Labourers in the Vineyard

The parable of the labourers in the vineyard (Matthew 20 v 1-16) seems to have relevance today. Without wanting to sound a sanctimonious prig (while doing so), when I laboured in the City I tried to do what was morally right. Additionally I tried not to mind what my colleagues were paid. I was only interested in my pay and if I was satisfied why should I care if a colleague was paid more or less? 

The BBC published how much they pay their top earners and a row erupted over the differential between male and female presenters. Now journalist Kevin Myers has been sacked by The Sunday Times for suggesting that female Jewish presenters get better paid than Gentile women. I don’t have a dog in this fight although it may be that the former have more aggressive agents. However, it does smack of the parable. I suppose the difference is that the vineyard owner is a private enterprise and the BBC are spending licence payers’ money.

Up to a pont it is willing buyer/willing seller although the law can intervene. Do you remember Gilbert O’Sullivan? He had great success singing pop songs in the 1970s but was mighty cheesed-off to discover that he was being fleeced by his management company. In 1982 O’Sullivan & Another v. Management Agency & Music Ltd & Others came before Sir William Mars-Jones. He was an old-school lawyer. When he represented Kevin McClory against Ian Fleming in a case, that he won, alleging that Fleming had stolen McClory’s plot for Thunderball his opening speech took a magnificent twenty-eight hours and eight minutes. That was in 1963. Could you get away with that verbosity now – even with Welsh blood? Incidentally it was worth the effort – his fee was £10,000.

Gilbert O’Sullivan

In 1982 he determined that Gilbert O’Sullivan had been ripped off and, after a partially successful appeal by MAM, he was awarded £7 million. The labourers in the parable that worked through the heat of the day were not successful in their appeal to their employer.
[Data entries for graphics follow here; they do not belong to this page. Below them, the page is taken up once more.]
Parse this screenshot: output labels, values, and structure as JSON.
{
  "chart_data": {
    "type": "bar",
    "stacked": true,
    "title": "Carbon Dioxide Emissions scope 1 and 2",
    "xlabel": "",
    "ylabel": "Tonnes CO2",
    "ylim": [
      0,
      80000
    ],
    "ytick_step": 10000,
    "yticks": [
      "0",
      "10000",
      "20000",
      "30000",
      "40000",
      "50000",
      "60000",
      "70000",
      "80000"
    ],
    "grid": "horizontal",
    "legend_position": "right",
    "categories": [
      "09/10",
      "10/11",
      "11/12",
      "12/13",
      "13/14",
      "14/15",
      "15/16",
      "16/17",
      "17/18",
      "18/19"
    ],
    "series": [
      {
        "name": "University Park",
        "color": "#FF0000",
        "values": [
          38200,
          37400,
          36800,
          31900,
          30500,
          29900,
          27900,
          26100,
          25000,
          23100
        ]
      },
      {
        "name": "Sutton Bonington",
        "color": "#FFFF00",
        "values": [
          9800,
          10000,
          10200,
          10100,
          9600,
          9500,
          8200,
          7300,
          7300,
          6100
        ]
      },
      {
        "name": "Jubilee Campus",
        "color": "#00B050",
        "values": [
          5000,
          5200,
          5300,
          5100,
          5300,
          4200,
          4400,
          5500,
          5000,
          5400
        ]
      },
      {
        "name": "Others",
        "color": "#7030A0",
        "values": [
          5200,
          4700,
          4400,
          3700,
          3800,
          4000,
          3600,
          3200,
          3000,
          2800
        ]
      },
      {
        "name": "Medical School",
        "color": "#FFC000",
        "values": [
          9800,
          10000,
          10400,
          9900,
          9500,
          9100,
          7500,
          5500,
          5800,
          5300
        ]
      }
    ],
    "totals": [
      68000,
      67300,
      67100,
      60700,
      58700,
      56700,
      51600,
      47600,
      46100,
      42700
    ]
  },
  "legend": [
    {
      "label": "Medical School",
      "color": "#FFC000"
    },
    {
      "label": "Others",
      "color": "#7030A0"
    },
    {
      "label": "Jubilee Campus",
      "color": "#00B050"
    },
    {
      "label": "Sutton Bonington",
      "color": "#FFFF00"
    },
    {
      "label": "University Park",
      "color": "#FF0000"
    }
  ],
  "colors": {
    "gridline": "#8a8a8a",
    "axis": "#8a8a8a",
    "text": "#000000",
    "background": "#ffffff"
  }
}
Kevin Myers for years wrote An Irishman’s Diary in The Irish Times. I met him when he came to Barmeath as a guest beater for a shoot. His diary piece about the shoot was a poor reflection of what was an unusual day. I suppose he thought that as a guest he should dissimulate somewhat.

The Garda Síochána arrived first – before breakfast. They were augmented by the army and picnic lunches later. They intended to do what we were about to do, namely beat through the woods. They were looking for Dessie O’Hare, an IRA man known as “The Border Fox”. Our quarry was a pheasant. Their programme was not conducive to a successful pheasant shoot but like the Strauss opera, Ariadne auf Naxos, the two events had to happen concurrently. Neither side were told about the other activity. There was nearly a nasty incident when an armed, camouflaged soldier appeared out of a bush startling a shotgun-wielding guest. Both thought they were in trouble.

I liked Kevin Myers and suggest that if The Sunday Times didn’t like the tone of his piece they shouldn’t have published it. “The Border Fox” was later cornered in a bar in Dunleer where there was a Wild West shoot-out.

To remind, here is how the parable panned out.

The workers who were hired about five in the afternoon came and each received a denarius. So when those came who were hired first, they expected to receive more. But each one of them also received a denarius. When they received it, they began to grumble against the landowner. ‘These who were hired last worked only one hour,’ they said, ‘and you have made them equal to us who have borne the burden of the work and the heat of the day.’

“But he answered one of them, ‘I am not being unfair to you, friend. Didn’t you agree to work for a denarius? Take your pay and go. I want to give the one who was hired last the same as I gave you. Don’t I have the right to do what I want with my own money? Or are you envious because I am generous?’

 “So the last will be first, and the first will be last.

2 comments

  1. I am duly cautious about mixing-in on the matter of Kevin Myers’s being an anti-Semite (which I doubt), but I can say with certainty that his 2009 memoir of the Troubles, “Watching The Door: Cheating death in 1970s Belfast”, seemed to me very exciting and moving. I would be surprised if it weren’t quite an important historic document. He says now that his reputation is in tatters, but I doubt that. He’s in hard covers, at book length, and that sort of stuff lasts much better than high-wire journalism.

    1. His diary piece in The Irish Times described how he was unaccustomed to watch pheasants being shot but, in the event, saw that – like a Hollywood Western – no birds were killed in the days sport. Not quite true;the bag at Barmeath never strays into double figures but I recall once a dog catching a bird on the ground, a welcome addition to a hitherto non-existent bag.